The wind picked up, blowing bitterly against the woollen coats and mittens of those daring the outdoors, and the smaller children were gathered and herded away by anxious parents. Severus stirred from his reverie and refreshed his concealing charms, beginning to thread his way again through the trees and about the perimeter of the play park.

That first night, walking with her to the Three Broomsticks, enduring the perpetual conversation, had been the first of many snowy Saturday nights with Hermione Granger. They had spoken of countless things, learning to match their gaits as they walked and practiced the parry and thrust of verbal sparring—and many were the times when the gates of Hogwarts had loomed on their return too soon to suit him, for in conversation with her, the distance might have been ten times farther, and still he would not have been bored. It had never been personal—that would have been inappropriate—but it had, at times, been … engaging.

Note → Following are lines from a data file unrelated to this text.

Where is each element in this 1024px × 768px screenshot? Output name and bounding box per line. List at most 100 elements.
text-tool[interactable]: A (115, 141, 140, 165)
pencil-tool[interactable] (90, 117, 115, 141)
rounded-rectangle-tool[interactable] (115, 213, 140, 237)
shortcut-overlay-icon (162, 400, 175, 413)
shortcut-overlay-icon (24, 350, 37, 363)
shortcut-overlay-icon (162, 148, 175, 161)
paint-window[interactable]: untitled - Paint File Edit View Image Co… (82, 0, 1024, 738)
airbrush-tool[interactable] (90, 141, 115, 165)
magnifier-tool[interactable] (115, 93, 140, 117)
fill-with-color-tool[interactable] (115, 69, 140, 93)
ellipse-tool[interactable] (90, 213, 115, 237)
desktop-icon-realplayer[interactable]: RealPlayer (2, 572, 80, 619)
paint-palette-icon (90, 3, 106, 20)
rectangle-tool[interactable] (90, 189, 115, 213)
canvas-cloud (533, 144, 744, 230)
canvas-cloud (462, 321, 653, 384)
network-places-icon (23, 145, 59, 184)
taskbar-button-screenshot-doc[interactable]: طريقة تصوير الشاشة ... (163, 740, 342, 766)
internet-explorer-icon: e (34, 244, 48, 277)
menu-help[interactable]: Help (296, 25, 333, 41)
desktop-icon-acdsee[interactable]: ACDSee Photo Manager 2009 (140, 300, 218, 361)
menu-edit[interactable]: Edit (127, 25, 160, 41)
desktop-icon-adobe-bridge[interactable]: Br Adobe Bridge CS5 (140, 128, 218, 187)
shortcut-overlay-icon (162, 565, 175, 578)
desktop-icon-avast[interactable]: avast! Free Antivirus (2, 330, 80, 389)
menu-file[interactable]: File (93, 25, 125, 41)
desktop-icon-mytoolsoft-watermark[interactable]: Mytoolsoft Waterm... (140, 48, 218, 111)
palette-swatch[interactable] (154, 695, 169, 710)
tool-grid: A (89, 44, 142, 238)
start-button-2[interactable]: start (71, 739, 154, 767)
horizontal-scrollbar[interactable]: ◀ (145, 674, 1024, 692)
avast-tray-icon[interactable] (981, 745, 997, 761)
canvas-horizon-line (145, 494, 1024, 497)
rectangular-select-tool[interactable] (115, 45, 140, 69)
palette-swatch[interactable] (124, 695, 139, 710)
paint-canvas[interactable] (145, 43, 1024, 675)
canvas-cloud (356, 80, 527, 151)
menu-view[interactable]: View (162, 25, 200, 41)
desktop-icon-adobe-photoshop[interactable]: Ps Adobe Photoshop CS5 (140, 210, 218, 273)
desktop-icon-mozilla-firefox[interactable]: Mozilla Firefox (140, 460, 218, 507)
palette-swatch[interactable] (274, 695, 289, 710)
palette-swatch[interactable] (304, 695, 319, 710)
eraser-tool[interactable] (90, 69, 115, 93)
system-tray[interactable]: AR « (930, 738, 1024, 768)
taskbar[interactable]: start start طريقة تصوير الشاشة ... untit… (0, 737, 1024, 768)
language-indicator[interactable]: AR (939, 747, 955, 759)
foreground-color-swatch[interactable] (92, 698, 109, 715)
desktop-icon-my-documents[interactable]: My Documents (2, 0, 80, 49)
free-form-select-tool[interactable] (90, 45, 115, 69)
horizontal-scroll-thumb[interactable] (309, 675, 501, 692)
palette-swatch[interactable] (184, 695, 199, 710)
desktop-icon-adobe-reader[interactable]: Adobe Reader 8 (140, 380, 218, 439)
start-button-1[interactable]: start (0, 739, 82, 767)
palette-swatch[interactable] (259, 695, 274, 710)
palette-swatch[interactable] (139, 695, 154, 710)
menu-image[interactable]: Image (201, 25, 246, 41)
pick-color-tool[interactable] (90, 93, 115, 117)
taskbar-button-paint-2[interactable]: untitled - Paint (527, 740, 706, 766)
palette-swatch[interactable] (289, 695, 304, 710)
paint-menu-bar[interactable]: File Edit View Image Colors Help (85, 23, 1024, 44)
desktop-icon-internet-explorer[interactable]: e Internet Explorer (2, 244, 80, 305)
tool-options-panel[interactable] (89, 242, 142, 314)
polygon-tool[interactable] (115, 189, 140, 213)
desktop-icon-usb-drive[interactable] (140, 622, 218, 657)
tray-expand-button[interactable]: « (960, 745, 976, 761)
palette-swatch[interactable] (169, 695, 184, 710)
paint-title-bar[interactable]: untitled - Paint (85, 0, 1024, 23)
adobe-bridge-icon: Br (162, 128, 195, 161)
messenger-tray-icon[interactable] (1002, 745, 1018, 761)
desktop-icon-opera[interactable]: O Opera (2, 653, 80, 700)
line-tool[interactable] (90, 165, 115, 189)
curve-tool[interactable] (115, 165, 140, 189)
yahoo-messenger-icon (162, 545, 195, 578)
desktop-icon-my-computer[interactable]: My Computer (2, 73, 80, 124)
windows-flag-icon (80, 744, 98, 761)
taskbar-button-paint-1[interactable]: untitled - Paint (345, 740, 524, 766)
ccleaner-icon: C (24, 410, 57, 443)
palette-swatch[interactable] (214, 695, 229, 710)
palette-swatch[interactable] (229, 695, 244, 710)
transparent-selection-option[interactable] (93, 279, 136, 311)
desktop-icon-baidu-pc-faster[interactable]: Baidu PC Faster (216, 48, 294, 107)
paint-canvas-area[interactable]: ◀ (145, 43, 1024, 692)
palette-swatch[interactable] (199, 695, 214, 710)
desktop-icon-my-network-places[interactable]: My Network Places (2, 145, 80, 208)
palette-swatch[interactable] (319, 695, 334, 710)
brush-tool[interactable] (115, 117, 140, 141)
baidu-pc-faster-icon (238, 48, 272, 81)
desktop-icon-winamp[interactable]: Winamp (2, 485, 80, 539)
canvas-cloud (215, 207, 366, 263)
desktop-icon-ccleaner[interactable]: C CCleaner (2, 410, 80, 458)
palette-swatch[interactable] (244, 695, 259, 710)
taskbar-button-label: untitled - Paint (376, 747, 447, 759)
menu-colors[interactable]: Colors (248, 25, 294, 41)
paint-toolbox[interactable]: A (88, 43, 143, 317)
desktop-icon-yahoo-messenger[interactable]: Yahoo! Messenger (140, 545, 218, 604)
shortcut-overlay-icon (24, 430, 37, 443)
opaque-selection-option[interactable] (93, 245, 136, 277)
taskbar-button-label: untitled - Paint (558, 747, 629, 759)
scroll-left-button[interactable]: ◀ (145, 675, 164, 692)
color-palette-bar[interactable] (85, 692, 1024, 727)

Then had come the end of the war. He had left the school to found his own business, and their association had come to an end.

He shook his head, disturbing the plain black scarf wound about his throat against the icy air. He was the worst of fools—an old one.

It had only been in retrospect, as years had passed, that he had come to wonder. Had it all been … impersonal? Had he not, at times, detected merriment in her?—and was it not possible that her gaiety had been an indication of … well, of attraction, rather than mockery?

Surely it wasn’t impossible.

Was it?

Desolate, he scowled at his feet, watching each boot pressing into the freshly fallen snow, until the solitary set of prints ended where they had begun, in the copse of trees in the play park in Wanstead.

Dear Merlin, dusk was falling. How he wished, as he had done each year since, that he had more work to occupy him in winter—that it was less of a null season for his business. It left him far too much time to think and to feel, always a dangerous combination.

Another Christmas Eve was coming to an end, and she wasn’t coming—but even worse, he wasn’t going after her.